Cutter? Mia blinked and shot Nash a glance.
Cutter
Jackson
?
“You think that’s our mystery brother?” she whispered. “No wonder he never told us his name. Who the hell calls their kid Cutter? Bad, bad people, dude.” And then louder so that all could hear, “I don’t think Betty would do a butt that fine justice. The man needs a Tweety Bird.”
“You’d never get the yellow to stick.” The woman who parted the curtain of shells was easily in her sixties. She wore a blue-rinse buzz cut, a turquoise T-shirt, bright pink bicycle shorts and full-sleeve tattoos. Her legs were brown and her toenails were vivid orange. “He’d have to keep coming back over and over again for a touch-up.”
Indeed. Mia smiled a Cheshire grin and nodded, and then the woman looked towards Nash and did a double take.
“You’re not Cutter Jackson,” she said.
“No, ma’am. The name’s Nash.”
The old woman’s painted eyebrows rose even higher. “Now there’s a name I haven’t heard in a while. I remember it though.”
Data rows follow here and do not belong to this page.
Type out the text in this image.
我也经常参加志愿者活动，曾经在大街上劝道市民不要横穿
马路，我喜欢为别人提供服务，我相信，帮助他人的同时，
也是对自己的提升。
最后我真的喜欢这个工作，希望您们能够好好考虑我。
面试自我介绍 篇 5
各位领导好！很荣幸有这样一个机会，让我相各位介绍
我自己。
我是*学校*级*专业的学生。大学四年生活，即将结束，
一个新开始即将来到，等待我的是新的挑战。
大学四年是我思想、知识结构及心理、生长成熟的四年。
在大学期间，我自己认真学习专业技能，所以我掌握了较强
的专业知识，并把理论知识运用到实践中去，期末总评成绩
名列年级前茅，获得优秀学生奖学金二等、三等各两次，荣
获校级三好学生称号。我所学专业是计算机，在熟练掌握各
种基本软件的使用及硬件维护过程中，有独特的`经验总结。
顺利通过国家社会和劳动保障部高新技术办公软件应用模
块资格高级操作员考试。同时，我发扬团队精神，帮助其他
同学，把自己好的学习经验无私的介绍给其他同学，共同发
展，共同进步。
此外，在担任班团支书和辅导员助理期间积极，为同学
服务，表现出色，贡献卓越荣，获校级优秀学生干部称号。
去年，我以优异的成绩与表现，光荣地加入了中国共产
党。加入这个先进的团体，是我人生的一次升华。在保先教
“Maybe you knew my mother.”
“Son, if you’re talking about Lizzie Nash, I did. Wouldn’t say I knew her well, though. Hard girl to know.”
“You know anyone who might have known her better?”
“She dead?”
“Yeah.”
The older woman nodded as if to herself. “Son, I’m not one to get involved in other people’s business. I figure if you’re here for answers you’ll find them soon enough. Don’t need me in your ear.”
“Are you Beryl?” Mia asked, and at the woman’s nod, “You have a sign in your window for a holiday let. Two bedroom. Kitchenette. Laundry facilities. Sounds good. Is it available?”
The woman eyed her narrowly. “And what’s your name?”
“Mia Blake.”
“That’s not a name I know.”
“Maybe that’s a good thing.”
“Who are you to him?” The jerk of Beryl’s head signaled the
him
in question.
“Family.”
“Huh.”
Mia smiled, cucumber cool. “Is that a problem? Given your aversion to other people’s business?”
“Don’t you spout my tripe back at me, Missy.”
Mia liked her already. “I don’t suppose you’re looking for a tattoo artist around here? Temporarily? Because I’m in the business.”
The old woman looked her up and down. “You? Where’s your ink?”
Obediently, Mia turned around and was met with silence.
When Beryl finally mentioned a name well recognized in certain circles, there was reverence in her voice and Mia knew she’d established her credentials.
“Tato came into the shop where I was working in Melbourne to give a masterclass in Nara ink. I spent the next two years in Japan apprenticed to him.”
“How’d you get him to accept you?”
“I’m very persuasive.” People thought she’d gotten the apprenticeship by lying on her back but she hadn’t. Tato was a gentleman, for one thing. Secondly, and much harder for people to swallow, he’d seen a talent in Mia worth cultivating.
“He taught you traditional irezumi?”
“No.” She’d be lying if she said that. “Modern form with some old techniques. I specialize in dragons, koi, tigers, snakes, cherry blossom and ukiyo, and I am
always
looking for canvas and to share techniques.”
“I’ll think about it,” Beryl said, but there was interest there that the older woman couldn’t hide. Had Nash not been standing next to Mia she’d have had the job already.
“And the holiday let?” Mia prompted. “Will you think about that?”
“I will.” This time the woman’s sharp gaze encompassed Nash and slid to the classic car outside. “That your ride?”
“Yes.” Nash said.
“You restored her yourself?”
“Yes. It’s what I do.”
“Ever had anything to do with boats?”
Nash held the older woman’s gaze, his expression closed. If Cutter was an open book, Nash was his opposite. Most of the time you had to pry him open with a sharp instrument. “No. Never had anything to do with the sea. Wasn’t born to it.” He looked to Mia. “I’m heading for the takeaway on the corner. You want anything?”